Donna, and, at some point, you have to wonder if there is going to be a swing back. Already, we saw Trump`s preferred candidate in a special House election in Texas lost; 17 Republicans bucked his call to block an infrastructure deal.

Is it going to take losses like that to have Republicans start to break themselves from the chains of Donald Trump?

EDWARDS: Perhaps. It`s actually hard to know what causes Republicans to really cut that cord.

But what I will say is that I think, as long as Democrats, like, stay the course -- President Biden even yesterday in his remarks announcing these new restrictions is saying, I`m going to stay the course, I`m going to follow the science.

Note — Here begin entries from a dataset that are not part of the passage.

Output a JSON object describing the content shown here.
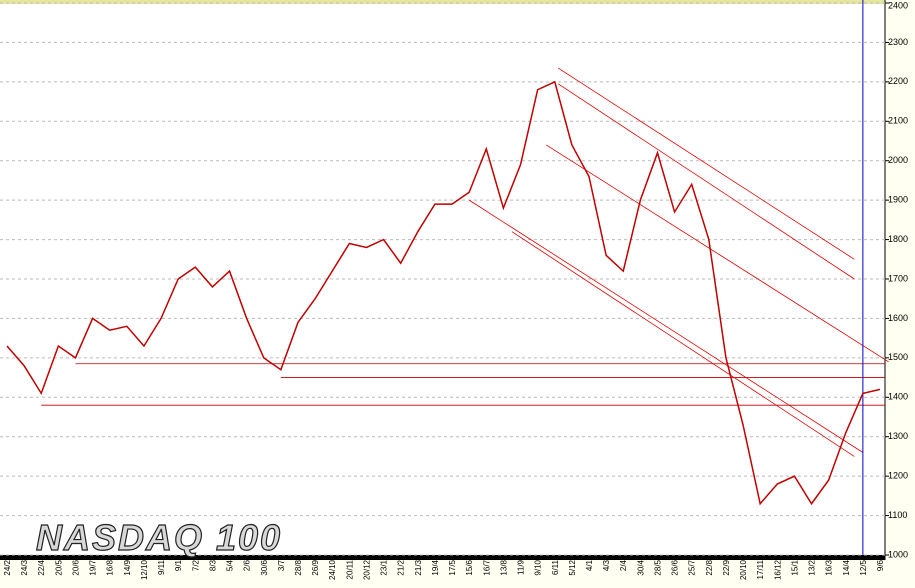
{
  "chart_data": {
    "type": "line",
    "title": "NASDAQ 100",
    "categories": [
      "24/2",
      "24/3",
      "22/4",
      "20/5",
      "20/6",
      "19/7",
      "16/8",
      "14/9",
      "12/10",
      "9/11",
      "9/1",
      "7/2",
      "8/3",
      "5/4",
      "2/6",
      "30/6",
      "3/7",
      "28/8",
      "26/9",
      "24/10",
      "20/11",
      "20/12",
      "23/1",
      "21/2",
      "21/3",
      "19/4",
      "17/5",
      "15/6",
      "16/7",
      "13/8",
      "11/9",
      "9/10",
      "6/11",
      "5/12",
      "4/1",
      "4/3",
      "2/4",
      "30/4",
      "28/5",
      "26/6",
      "25/7",
      "22/8",
      "22/9",
      "20/10",
      "17/11",
      "16/12",
      "15/1",
      "13/2",
      "16/3",
      "14/4",
      "12/5",
      "9/6"
    ],
    "values": [
      1530,
      1480,
      1410,
      1530,
      1500,
      1600,
      1570,
      1580,
      1530,
      1600,
      1700,
      1730,
      1680,
      1720,
      1600,
      1500,
      1470,
      1590,
      1650,
      1720,
      1790,
      1780,
      1800,
      1740,
      1820,
      1890,
      1890,
      1920,
      2030,
      1880,
      1990,
      2180,
      2200,
      2040,
      1960,
      1760,
      1720,
      1900,
      2020,
      1870,
      1940,
      1800,
      1500,
      1330,
      1130,
      1180,
      1200,
      1130,
      1190,
      1310,
      1410,
      1420
    ],
    "color": "#c00000",
    "ylim": [
      1000,
      2400
    ],
    "yticks": [
      1000,
      1100,
      1200,
      1300,
      1400,
      1500,
      1600,
      1700,
      1800,
      1900,
      2000,
      2100,
      2200,
      2300,
      2400
    ],
    "grid": true,
    "hlines": [
      {
        "value": 1485,
        "from": 4
      },
      {
        "value": 1450,
        "from": 16
      },
      {
        "value": 1380,
        "from": 2
      }
    ],
    "trendlines": [
      {
        "x": [
          32.2,
          49.5
        ],
        "y": [
          2235,
          1750
        ]
      },
      {
        "x": [
          32.2,
          49.5
        ],
        "y": [
          2195,
          1700
        ]
      },
      {
        "x": [
          31.5,
          51.5
        ],
        "y": [
          2040,
          1490
        ]
      },
      {
        "x": [
          27,
          50
        ],
        "y": [
          1900,
          1260
        ]
      },
      {
        "x": [
          29.5,
          49.5
        ],
        "y": [
          1820,
          1250
        ]
      }
    ],
    "vline": 50
  }
}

I think that is going to pay off for Democrats at the polls. And Republicans may realize too late that they have put their eggs in Donald Trump`s basket, and all they`re going to have is a bunch of broken eggs.

[19:55:05]

MENENDEZ: Yes, I mean, Kurt, I have about 60 seconds left.

I think about this in the context of yesterday, the House Freedom Caucus and members demanding that Representatives Kinzinger and Cheney be removed from the Republican Conference.

I mean, at some point, does the chaos that they are sowing with an eye towards 2022 actually come back to bite them?

BARDELLA: Yes, it will.

They are spending more time playing character cops within their own conference than they are putting forward an agenda and vision that will actually better the lives of American people.

And, at the end of the day, in November of 2022, which is a long time from now, what the people are going to be caring about is what`s going on in their life. And they`re going to remember who was there telling them the truth and who was lying to them about their own health care, their own well-being, their own family`s safety and security.

The Republican Party is setting themselves up for a massive loss in 2022 if they keep going down this extreme conspiratorial way.

MENENDEZ: Kurt, you took my 30-warning seriously, and I appreciate that.

Donna Edwards, Kurt Bardella, thank you both so much.

We will be right back.

(COMMERCIAL BREAK)

MENENDEZ: And that is tonight`s REIDOUT.

I will see you again tomorrow and then Sunday night 6:00 p.m. Eastern for more "AMERICAN VOICES." I`m going to be joined by former Olympic gymnast Bridget Sloan to discuss the latest on the USA gymnastics team in Tokyo and Simone Biles` decision to withdraw from the competition.

"ALL IN WITH CHRIS HAYES" starts now.